GEN für Antwerpen, Charleroi, Gent und Lüttich
Die SNCB untersuchte, ob ein RER für die vier anderen belgischen Großstädte (Antwerpen, Gent, Lüttich und Charleroi) Ist angemessen.[2] Die Pläne für Antwerpen und Gent waren hier am konkretsten. Im Gegensatz zum RER für Brüssel, wo viele Infrastrukturarbeiten erforderlich waren, würde es in diesen Städten hauptsächlich um einen besseren Service und eine bessere Koordinierung mit anderen Verkehrsträgern gehen.[28] Größte Priorität hätte Antwerpen. Die Umsetzung dieser Pläne war jedoch abhängig von der Verfügbarkeit der erforderlichen Ressourcen.[29][30]

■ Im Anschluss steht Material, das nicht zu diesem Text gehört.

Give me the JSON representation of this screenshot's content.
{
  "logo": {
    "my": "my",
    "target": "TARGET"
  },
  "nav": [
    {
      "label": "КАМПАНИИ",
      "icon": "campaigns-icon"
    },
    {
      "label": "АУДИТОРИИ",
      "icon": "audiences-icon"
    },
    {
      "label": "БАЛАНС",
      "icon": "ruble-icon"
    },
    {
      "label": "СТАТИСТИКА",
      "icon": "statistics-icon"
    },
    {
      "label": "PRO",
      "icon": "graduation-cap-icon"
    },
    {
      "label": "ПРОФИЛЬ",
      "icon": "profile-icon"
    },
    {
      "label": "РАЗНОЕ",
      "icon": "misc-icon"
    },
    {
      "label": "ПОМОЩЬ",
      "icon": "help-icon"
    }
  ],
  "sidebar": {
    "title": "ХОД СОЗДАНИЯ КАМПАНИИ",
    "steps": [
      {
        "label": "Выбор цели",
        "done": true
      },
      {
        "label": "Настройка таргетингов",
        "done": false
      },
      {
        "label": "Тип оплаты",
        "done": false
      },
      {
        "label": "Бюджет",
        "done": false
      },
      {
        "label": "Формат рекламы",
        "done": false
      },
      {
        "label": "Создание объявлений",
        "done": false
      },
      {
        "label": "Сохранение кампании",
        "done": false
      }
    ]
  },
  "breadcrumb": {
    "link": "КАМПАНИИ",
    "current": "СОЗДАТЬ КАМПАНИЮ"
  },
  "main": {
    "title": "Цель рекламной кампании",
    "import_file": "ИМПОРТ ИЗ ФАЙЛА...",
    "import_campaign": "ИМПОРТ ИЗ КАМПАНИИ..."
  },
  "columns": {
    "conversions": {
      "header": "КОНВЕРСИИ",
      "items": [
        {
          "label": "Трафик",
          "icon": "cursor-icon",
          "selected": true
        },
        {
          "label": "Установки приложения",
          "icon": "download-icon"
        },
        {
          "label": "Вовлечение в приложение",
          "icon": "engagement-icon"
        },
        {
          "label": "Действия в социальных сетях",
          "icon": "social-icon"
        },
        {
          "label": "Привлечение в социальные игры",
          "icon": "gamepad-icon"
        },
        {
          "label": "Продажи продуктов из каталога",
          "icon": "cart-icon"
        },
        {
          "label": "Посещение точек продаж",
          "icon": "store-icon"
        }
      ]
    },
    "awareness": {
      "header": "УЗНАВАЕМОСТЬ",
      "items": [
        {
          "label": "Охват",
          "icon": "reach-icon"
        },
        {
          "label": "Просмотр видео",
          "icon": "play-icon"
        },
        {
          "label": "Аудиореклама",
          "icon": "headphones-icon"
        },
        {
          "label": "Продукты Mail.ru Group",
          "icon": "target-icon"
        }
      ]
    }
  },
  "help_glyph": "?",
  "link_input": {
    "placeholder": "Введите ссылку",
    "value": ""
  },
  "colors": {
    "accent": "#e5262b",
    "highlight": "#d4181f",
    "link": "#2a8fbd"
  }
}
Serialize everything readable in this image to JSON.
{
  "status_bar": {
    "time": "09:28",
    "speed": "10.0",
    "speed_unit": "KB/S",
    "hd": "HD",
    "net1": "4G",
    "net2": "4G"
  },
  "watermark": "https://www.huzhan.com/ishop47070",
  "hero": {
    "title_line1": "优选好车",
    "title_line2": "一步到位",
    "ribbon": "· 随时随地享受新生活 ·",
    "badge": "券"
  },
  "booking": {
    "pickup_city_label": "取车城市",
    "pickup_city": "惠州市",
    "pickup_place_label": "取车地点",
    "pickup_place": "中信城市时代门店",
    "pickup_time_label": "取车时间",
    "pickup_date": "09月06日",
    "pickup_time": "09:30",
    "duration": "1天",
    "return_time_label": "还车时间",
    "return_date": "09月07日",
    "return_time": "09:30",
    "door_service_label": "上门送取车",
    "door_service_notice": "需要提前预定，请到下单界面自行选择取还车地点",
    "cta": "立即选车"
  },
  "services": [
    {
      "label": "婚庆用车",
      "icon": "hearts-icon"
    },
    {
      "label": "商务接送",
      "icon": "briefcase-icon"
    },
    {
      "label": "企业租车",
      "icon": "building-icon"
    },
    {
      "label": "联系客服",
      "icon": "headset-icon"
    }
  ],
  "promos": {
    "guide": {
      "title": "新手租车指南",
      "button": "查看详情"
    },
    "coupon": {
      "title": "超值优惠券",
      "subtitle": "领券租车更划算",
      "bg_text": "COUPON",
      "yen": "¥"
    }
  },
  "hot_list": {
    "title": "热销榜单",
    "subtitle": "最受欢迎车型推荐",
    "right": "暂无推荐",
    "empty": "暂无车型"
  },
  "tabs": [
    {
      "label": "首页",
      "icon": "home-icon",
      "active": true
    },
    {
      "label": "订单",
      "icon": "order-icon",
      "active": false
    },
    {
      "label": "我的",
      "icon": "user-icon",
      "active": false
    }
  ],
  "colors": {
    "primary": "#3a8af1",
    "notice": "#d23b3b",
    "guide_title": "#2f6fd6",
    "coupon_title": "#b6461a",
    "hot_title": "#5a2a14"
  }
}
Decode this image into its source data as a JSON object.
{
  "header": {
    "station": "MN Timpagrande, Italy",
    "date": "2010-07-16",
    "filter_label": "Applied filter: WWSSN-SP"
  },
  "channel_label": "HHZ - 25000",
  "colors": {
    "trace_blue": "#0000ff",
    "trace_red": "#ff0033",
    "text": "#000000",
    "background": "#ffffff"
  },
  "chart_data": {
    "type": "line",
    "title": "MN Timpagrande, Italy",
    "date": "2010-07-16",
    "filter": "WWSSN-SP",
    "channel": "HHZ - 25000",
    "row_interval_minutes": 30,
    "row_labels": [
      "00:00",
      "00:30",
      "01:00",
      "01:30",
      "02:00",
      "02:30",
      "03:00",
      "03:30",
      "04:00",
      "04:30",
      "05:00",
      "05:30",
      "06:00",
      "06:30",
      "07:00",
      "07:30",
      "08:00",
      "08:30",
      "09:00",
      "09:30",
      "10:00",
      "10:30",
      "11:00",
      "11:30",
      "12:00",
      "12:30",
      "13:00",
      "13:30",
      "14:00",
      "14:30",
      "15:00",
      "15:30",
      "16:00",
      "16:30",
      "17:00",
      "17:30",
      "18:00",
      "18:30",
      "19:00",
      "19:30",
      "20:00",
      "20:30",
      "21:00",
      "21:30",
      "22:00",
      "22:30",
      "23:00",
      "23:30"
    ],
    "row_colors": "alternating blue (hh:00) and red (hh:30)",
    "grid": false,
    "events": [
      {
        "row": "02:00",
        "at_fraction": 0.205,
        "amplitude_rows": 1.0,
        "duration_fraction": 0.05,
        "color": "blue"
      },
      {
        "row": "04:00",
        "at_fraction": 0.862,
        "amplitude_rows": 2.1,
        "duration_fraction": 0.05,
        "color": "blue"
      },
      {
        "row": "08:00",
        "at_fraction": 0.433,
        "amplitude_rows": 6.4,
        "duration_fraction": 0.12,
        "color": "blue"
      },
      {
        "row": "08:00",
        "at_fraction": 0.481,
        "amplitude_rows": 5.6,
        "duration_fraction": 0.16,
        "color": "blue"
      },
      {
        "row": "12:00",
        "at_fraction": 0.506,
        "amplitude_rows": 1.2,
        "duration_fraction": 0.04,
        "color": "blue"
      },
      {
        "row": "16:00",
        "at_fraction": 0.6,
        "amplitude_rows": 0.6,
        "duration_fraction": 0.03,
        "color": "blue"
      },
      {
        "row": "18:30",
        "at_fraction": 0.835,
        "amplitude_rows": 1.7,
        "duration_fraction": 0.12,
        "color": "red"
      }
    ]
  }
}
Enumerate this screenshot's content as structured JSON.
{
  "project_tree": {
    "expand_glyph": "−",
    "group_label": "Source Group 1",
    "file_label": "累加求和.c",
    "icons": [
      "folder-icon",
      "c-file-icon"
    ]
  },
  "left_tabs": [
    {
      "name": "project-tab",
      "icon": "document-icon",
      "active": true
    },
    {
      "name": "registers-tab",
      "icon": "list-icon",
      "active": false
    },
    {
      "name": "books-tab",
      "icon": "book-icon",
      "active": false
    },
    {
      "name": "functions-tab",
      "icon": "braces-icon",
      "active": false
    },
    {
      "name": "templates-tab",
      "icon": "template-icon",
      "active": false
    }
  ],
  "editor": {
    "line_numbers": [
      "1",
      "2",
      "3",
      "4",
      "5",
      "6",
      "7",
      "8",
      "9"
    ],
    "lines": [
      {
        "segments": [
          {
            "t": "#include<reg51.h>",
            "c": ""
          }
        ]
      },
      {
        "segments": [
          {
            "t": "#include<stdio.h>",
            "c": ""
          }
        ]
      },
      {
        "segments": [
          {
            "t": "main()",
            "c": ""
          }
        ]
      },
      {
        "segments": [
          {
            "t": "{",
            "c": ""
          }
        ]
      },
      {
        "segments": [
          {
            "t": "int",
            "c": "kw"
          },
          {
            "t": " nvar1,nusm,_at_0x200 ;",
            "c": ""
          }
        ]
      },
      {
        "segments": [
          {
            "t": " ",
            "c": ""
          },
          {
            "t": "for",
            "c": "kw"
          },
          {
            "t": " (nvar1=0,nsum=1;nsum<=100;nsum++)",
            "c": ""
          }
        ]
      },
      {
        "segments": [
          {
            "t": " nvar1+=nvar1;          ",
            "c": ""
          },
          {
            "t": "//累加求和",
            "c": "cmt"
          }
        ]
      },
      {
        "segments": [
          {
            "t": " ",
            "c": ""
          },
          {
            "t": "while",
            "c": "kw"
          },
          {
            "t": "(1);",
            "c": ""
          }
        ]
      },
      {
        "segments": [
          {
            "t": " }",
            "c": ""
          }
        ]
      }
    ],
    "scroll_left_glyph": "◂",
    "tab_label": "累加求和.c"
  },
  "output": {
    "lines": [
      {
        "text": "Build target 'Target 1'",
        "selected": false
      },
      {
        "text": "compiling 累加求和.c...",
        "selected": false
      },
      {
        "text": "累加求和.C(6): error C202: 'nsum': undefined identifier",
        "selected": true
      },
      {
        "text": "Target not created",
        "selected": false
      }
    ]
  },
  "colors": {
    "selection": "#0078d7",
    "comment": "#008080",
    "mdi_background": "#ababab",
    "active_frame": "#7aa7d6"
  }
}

Diese vier Netze haben am 3. September 2018 ihren Betrieb aufgenommen. Antwerpen erhielt neben der S1 drei weitere Verbindungen. Gent habe drei S-Anschlüsse und Charleroi und Lüttich jeweils vier. Dies sind bereits vorhandene L-Züge, die in S-Züge umbenannt wurden.
Finanzierungsprobleme
Anfang Februar 2016 hat der Bundesmobilitätsminister Jacqueline Galant zugeben, dass es große Finanzierungsprobleme für die Fertigstellung des RER gibt. Die Verdoppelung der Linien 124 (Brüssel - Nivelles) und 161 (Brüssel - Ottignies) hat für sie keine Priorität mehr.[31] Zuvor hatte sie berichtet, dass das Regionalexpress-Netz rund um die Städte Gent und Antwerpen auf Eis gelegt wurde, weil die wenigen Mittel zunächst nach Brüssel gehen würden. Das Projekt für ein Vorortnetz rund um Antwerpen ist jedoch bereits weit fortgeschritten, was dadurch unterstützt wird, dass es sich hauptsächlich um einen besseren Service auf der bestehenden Infrastruktur handelt und daher wenig neue Infrastruktur benötigt wird. Die - hauptsächlich wallonisch-brabantischen - Gemeinden, die von beiden Linien bedient werden sollten, reagierten wütend und auch die Behörden von Gent und Antwerpen mochten die Ankündigungen des Ministers nicht. Am Tag nach ihrer Ankündigung, der Verdoppelung keinen Vorrang mehr zu geben, hat sie es bereits angepasst.[32] Die ganze Angelegenheit hat die Position von Minister Galant in der Regierung erschüttert.[33] Nachdem Galant dem Neuen weichen musste Minister für MobilitätFrançois Bellot, kündigte letztere im Juli 2016 an, dem GEN zusätzliches Geld zur Verfügung zu stellen.[34]